Kelly and I were ushered to our seats, near the top of the long rows of benches on either side of the runway. We sat there. Forever. The show started nowhere close to on time. For a while, we watched the crowd—fashion editors, beautiful people, beautiful young people (these were Kenneth Cole’s employees), Donald Trump. Trump was, I think, on our side of the runway, but he’s easy to identify from above and behind. We probably sat for 45 minutes on the uncomfortable benches, while only two songs alternated on the loudspeakers: “2000 Light Years from Home,” by the Rolling Stones; and either “Psyché Rock” by Pierre Henry and  Michel Colombier, or the more familiar song that it was reworked into, and which you may know as the theme from “Futurama.” I think it was the Futurama theme version, but ten years later, I can’t be sure. Either way I heard each of those songs probably ten times that night.

I don’t remember the fashion show. There were dresses. They were probably quite pretty. Beats me.

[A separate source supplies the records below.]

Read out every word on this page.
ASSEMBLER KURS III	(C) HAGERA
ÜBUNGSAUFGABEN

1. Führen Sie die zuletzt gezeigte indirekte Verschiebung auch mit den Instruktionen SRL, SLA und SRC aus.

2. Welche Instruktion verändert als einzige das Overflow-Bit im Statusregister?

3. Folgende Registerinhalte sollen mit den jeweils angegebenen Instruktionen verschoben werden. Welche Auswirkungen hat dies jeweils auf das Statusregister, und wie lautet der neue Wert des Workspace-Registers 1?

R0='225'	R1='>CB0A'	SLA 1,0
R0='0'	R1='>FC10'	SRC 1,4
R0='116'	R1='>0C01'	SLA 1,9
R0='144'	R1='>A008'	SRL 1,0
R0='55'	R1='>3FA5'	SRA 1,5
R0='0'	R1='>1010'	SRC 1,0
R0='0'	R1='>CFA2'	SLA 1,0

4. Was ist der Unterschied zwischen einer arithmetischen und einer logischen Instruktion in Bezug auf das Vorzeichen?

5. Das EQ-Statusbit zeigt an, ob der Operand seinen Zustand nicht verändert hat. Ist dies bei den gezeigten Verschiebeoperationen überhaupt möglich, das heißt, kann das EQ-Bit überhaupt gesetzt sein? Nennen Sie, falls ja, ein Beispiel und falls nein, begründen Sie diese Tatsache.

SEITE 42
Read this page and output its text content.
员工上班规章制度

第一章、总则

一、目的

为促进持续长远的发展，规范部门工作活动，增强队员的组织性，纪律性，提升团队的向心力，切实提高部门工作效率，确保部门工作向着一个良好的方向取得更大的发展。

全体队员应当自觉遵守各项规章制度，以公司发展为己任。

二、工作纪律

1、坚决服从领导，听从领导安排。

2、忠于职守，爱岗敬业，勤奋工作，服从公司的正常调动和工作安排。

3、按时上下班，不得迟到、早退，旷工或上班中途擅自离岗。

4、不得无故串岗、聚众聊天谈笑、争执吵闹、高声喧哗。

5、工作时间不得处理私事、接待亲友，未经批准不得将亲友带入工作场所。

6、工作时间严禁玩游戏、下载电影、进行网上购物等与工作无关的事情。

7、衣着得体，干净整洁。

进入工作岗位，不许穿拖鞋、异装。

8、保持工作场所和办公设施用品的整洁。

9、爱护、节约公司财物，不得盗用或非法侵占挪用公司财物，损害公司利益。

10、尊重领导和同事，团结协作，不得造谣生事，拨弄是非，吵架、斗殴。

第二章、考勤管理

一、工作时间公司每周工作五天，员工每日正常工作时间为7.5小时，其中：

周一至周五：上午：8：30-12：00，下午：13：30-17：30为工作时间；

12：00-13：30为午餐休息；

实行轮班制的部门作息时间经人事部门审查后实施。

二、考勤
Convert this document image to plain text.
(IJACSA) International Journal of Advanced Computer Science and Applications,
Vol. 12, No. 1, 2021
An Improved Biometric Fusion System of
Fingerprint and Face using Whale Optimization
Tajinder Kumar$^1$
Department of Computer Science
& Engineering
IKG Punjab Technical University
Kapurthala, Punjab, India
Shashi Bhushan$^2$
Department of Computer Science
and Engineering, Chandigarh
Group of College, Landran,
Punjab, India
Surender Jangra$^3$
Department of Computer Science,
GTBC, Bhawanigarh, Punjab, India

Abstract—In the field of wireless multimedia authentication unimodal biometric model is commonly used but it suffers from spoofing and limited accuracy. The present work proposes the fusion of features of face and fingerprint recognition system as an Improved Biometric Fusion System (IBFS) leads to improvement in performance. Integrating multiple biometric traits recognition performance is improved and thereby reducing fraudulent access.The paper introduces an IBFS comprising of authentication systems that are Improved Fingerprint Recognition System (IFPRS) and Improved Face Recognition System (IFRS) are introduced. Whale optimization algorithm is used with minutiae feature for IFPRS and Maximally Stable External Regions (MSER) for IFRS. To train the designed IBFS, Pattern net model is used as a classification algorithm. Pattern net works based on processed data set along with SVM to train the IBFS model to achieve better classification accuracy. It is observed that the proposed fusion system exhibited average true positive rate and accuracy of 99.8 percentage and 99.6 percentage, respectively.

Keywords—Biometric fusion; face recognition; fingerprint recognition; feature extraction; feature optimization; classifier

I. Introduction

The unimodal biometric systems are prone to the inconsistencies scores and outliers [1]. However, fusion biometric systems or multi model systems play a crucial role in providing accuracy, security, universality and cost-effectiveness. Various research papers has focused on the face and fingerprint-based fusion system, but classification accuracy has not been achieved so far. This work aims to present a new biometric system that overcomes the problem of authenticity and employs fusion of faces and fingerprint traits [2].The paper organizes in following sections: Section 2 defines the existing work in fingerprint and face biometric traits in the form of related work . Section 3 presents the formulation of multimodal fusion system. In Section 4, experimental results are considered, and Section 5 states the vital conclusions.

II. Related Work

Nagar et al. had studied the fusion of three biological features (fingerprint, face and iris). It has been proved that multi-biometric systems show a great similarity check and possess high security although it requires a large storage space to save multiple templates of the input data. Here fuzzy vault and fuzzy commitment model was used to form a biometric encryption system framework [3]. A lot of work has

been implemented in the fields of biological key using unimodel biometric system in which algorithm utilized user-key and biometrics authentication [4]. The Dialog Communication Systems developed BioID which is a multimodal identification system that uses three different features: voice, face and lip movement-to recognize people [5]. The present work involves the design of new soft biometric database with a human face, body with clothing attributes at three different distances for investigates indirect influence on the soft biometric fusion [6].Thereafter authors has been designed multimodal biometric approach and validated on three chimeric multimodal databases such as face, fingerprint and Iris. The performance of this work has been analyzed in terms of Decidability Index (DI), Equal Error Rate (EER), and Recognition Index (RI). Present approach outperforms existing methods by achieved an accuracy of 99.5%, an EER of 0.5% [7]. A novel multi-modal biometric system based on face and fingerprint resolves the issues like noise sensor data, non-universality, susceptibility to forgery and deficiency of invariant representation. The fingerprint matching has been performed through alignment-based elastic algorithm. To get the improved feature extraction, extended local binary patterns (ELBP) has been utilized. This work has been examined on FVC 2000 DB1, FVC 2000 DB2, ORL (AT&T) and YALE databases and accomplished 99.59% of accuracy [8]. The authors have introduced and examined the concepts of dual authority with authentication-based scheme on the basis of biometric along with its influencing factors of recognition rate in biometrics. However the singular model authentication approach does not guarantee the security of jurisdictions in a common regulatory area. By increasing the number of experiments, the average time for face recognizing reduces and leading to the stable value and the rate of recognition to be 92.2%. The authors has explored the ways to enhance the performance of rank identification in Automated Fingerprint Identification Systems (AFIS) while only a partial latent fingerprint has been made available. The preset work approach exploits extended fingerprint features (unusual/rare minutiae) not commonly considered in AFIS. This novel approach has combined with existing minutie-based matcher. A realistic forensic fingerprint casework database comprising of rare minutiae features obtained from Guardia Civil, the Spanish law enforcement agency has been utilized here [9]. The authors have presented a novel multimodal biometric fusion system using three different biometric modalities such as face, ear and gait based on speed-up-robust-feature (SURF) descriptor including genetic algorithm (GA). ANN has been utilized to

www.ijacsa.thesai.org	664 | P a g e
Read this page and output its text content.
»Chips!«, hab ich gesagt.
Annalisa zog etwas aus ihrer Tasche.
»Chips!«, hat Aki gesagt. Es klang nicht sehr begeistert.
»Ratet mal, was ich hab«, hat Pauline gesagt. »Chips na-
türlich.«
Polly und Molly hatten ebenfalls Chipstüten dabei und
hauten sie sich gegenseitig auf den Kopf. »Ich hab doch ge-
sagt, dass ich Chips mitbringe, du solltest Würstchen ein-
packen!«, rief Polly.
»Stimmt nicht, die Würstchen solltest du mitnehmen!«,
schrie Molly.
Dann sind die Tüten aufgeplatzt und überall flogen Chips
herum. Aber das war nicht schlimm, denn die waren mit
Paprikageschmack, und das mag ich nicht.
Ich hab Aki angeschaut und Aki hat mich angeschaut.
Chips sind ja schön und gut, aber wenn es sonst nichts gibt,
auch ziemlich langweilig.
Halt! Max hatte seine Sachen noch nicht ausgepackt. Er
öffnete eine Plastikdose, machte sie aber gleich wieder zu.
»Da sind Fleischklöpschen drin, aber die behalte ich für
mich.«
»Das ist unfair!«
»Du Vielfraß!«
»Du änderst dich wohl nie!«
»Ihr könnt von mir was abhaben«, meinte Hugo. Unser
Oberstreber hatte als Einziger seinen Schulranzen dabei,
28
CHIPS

After the show was over, the back wall of the runway opened up, as if by magic, and the crowd filtered down to runway level, and then out onto the end of the pier, which was tentless, and set up as a cocktail reception, with Moby DJing. As we shuffled out there, Kelly took the opportunity to interview Monica Lewinsky, who I think was about to introduce a line of handbags.

We must have had a drink or an hors d’oeuvre or two, but I don’t think we stayed too late. I’m not sure what Kelly was going to be doing the next morning, but she had to get home to Brooklyn. I was going to take the train back to the Upper West Side, where I lived in a little studio on the block that now houses the first indoor Shake Shack. I could sleep in a little bit the next morning, since Architectural Record was having its sales meeting downtown at the offices of our sister company, Standard & Poor’s. I think I was supposed to show up there at 11, so I wouldn’t have to leave the apartment until after 10.

As it turned out, Kelly never got a chance to write her story about the Kenneth Cole show. I wonder if she still has her notes from that night. But there was other news that blotted out the smell of jasmine or lotus the next morning, and made fashion seem so suddenly frivolous. As it happened, it was, in a small way, architecture news, news that would lead Architectural Record’s team, of which I was proud to be a part, to a National Magazine Award. I made a brief part of my career interviewing architects of memorials.

But we didn’t know any of that on the evening of September 10. Kelly and I, before we left the pier, wandered out to the very far end of it, which was open to the clear, cool, black sky, and we looked downriver and then panned our heads upward at the two square towers, glimmering between the vertical columns that lined their solid bulk, with the office lights of late-night traders, patrons, of the bar at Windows on the World, and of course, the blinking red of their aircraft warning lights.